0
votes

I cannot configure Spark SQL so that I could access Hive Table in Spark Thrift Server (without using JDBC, but natively from Spark)

I use single configuration file conf/hive-site.xml for both Spark Thrift Server and Spark SQL. I have javax.jdo.option.ConnectionURL property set to jdbc:derby:;databaseName=/home/user/spark-2.4.0-bin-hadoop2.7/metastore_db;create=true. I also set spark.sql.warehouse.dir property to absolute path pointing to spark-warehouse directory. I run Thrift server with ./start-thriftserver.sh and I can observe that embedded Derby database is being created with metastore_db directory. I can connect with beeline, create a table and see spark-warehouse directory created with subdirectory for table. So at this stage it's fine.

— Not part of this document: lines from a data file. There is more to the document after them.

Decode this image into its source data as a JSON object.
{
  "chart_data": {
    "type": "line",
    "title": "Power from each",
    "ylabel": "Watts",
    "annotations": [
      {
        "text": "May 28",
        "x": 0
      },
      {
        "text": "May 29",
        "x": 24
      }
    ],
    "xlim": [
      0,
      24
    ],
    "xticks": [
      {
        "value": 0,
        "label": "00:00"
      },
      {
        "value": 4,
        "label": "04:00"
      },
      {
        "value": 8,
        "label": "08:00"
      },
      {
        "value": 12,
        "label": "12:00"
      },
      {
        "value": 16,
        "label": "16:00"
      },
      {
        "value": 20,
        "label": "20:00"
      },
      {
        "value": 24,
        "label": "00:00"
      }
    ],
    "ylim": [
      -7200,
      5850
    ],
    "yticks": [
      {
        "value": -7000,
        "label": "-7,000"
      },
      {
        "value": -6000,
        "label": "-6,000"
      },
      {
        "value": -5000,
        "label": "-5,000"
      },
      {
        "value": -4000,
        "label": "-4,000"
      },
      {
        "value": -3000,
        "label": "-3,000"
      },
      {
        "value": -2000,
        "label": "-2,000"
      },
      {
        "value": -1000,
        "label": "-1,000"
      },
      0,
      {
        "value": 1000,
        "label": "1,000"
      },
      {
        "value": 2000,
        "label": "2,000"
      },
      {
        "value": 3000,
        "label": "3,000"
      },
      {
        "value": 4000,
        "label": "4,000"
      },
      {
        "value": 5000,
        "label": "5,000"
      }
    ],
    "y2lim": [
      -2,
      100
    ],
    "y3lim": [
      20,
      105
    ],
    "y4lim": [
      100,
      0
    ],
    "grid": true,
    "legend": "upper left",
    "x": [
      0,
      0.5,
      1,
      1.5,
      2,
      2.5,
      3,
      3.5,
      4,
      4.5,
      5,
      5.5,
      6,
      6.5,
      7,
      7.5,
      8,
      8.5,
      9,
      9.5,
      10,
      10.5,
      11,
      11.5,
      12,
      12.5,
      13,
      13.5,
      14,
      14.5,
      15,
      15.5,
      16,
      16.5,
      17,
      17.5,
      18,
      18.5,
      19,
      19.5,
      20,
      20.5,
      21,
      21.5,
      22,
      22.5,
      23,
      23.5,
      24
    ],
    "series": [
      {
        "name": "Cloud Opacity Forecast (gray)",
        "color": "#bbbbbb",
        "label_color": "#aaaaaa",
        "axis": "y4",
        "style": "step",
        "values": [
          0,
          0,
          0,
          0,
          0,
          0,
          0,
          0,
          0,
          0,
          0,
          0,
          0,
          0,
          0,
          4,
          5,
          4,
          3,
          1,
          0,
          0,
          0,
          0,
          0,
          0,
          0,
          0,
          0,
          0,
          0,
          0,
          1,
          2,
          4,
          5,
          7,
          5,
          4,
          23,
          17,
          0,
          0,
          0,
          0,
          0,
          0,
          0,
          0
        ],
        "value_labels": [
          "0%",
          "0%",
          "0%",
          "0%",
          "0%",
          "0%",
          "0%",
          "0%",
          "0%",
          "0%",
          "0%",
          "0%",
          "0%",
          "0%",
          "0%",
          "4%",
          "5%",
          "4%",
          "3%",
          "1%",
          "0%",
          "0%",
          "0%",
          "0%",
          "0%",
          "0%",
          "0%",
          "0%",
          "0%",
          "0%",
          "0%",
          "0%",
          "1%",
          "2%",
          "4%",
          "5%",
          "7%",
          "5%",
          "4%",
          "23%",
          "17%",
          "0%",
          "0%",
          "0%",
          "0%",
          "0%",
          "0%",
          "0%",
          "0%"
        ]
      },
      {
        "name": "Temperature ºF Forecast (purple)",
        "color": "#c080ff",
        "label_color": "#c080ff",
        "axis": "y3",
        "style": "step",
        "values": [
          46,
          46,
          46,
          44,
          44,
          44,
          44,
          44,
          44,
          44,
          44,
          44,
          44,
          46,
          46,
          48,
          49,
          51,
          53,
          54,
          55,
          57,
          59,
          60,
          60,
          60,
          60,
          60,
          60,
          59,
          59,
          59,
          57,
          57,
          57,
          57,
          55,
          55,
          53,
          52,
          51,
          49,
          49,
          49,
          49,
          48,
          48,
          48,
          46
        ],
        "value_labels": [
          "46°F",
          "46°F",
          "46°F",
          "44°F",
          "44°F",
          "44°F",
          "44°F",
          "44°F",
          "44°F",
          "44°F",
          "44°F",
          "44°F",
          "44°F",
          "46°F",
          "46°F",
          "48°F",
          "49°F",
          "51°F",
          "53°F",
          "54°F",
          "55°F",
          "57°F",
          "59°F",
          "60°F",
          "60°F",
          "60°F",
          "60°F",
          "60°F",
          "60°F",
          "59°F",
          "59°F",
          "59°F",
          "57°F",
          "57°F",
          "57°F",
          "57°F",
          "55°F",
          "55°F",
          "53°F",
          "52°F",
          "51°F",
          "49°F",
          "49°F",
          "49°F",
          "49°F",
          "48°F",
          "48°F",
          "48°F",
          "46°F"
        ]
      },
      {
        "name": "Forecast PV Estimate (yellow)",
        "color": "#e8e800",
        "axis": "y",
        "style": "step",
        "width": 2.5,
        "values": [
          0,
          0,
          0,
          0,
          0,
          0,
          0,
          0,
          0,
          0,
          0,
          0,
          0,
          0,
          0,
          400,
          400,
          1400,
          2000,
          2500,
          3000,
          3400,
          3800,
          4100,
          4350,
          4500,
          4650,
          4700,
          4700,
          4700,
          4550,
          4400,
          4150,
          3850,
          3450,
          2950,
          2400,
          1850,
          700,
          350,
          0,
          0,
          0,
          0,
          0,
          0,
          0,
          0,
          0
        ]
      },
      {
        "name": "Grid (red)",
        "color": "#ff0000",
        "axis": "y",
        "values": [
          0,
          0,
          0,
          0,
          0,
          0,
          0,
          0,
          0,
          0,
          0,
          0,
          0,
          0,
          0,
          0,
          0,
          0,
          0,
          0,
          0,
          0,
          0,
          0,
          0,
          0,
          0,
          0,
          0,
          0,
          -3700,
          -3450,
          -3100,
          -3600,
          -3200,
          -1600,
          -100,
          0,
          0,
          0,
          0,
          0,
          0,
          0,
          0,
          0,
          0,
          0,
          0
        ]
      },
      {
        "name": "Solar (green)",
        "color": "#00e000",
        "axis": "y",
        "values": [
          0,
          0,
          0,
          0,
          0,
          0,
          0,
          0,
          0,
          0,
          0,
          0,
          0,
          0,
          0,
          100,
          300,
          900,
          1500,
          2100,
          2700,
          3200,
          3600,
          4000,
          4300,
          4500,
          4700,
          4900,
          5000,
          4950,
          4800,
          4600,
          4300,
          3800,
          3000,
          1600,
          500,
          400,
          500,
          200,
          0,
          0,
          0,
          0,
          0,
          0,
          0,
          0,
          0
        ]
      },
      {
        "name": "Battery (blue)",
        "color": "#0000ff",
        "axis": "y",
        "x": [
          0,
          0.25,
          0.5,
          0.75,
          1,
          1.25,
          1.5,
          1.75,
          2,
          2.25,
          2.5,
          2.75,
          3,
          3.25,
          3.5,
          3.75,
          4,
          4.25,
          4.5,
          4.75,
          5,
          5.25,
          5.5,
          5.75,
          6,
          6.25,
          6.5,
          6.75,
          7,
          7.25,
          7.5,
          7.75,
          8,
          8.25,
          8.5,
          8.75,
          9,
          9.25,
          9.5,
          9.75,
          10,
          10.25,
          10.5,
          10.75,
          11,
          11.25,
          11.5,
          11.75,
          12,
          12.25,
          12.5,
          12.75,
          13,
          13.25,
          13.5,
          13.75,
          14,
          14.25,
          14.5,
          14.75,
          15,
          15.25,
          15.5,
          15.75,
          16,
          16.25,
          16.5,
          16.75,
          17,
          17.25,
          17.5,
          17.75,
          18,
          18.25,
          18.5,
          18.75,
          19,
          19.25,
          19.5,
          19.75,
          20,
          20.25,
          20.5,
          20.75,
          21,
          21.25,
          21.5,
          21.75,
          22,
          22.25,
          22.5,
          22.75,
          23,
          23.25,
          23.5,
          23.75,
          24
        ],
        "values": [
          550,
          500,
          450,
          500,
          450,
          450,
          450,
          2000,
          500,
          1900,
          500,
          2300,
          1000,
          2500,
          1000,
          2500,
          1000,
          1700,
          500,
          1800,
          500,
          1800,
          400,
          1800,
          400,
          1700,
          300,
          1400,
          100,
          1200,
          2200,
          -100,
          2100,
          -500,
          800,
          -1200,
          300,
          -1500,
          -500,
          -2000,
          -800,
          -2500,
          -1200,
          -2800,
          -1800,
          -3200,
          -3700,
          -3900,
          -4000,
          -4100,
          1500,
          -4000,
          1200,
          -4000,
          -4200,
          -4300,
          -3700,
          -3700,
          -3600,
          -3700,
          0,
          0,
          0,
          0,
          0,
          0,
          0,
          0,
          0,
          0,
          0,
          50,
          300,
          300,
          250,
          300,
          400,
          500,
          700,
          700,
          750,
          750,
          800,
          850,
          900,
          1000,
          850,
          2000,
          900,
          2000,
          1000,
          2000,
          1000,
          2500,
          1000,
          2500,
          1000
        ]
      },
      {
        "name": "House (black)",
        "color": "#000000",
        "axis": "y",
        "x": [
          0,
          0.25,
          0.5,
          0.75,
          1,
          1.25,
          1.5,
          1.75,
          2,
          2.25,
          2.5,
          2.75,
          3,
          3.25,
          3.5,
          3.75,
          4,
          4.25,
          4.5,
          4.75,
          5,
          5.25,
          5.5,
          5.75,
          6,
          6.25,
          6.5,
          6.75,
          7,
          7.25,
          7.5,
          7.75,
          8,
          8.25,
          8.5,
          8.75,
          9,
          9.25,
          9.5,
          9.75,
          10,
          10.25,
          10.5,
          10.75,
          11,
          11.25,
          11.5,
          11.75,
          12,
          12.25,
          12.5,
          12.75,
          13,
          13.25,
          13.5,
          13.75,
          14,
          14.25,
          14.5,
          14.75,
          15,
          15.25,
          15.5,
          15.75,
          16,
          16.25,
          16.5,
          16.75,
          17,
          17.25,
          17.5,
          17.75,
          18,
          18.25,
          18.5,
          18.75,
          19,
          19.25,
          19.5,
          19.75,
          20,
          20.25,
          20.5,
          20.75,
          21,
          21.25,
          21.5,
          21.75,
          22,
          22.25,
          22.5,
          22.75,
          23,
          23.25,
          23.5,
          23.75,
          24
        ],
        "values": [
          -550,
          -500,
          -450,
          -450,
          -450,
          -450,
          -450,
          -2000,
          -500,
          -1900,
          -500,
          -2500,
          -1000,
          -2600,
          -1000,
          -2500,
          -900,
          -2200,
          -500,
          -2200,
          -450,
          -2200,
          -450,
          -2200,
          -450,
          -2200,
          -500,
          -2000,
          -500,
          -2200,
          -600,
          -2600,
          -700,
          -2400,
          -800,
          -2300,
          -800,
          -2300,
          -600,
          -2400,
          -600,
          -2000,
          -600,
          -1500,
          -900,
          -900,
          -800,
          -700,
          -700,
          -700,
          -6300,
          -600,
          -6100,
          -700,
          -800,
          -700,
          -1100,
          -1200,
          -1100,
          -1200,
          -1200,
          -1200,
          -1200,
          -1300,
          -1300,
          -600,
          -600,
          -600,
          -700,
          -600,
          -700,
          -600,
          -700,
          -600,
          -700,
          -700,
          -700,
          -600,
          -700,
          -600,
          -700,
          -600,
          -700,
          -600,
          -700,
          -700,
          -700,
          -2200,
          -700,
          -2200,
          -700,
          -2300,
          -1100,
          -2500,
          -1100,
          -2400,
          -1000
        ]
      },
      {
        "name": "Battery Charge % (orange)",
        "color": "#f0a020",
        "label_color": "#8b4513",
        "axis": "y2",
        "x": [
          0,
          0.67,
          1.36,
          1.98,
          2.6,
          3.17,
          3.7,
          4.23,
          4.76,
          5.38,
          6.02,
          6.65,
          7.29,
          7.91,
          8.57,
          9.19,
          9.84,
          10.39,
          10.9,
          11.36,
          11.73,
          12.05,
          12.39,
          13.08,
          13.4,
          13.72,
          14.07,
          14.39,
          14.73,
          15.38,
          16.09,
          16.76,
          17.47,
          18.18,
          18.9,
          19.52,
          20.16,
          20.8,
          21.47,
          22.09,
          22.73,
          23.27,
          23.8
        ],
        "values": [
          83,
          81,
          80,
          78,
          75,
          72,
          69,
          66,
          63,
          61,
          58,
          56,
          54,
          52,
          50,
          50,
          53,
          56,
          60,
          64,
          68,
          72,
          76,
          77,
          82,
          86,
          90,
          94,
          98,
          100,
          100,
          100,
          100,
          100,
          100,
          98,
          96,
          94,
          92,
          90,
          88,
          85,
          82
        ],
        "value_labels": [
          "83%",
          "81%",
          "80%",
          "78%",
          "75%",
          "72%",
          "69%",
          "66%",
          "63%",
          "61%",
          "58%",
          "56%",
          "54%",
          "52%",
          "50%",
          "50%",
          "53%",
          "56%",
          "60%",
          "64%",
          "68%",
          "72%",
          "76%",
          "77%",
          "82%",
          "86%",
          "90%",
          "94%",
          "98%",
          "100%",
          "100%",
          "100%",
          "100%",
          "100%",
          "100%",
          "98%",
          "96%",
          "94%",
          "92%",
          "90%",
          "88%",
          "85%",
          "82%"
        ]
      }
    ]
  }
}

I launch pyspark shell with Hive support enabled ./bin/pyspark --conf spark.sql.catalogImplementation=hive, and try to access the Hive table with:

from pyspark.sql import HiveContext
hc = HiveContext(sc)
hc.sql('show tables')

I got errors like:

ERROR XJ040: Failed to start database '/home/user/spark-2.4.0-bin-hadoop2.7/metastore_db' with class loader sun.misc.Launcher$AppClassLoader@1b4fb997

ERROR XSDB6: Another instance of Derby may have already booted the database /home/user/spark-2.4.0-bin-hadoop2.7/metastore_db

pyspark.sql.utils.AnalysisException: u'java.lang.RuntimeException: java.lang.RuntimeException: Unable to instantiate org.apache.hadoop.hive.ql.metadata.SessionHiveMetaStoreClient;

Apparently Spark is trying to create new Derby database instead of using Metastore I put in config file. If I stop Thrift Server and run only spark, everything is fine. How could I fix it?

Is Embedded Derby Metastore Database fine to have both Thrift Server and Spark access one Hive or I need to use e.g. MySQL? I don't have a cluster and do everything locally.

1

1 Answers

0
votes

Embedded Derby Metastore Database is fine to be used in local, but for production environment, it is recommended to use any other Metastore database. Yes, you can definitely use MYSQL as metastore. For this, you have to make an entry in hive-site.xml.

You can follow the configuration guide at Use MySQL for the Hive Metastore for the exact details.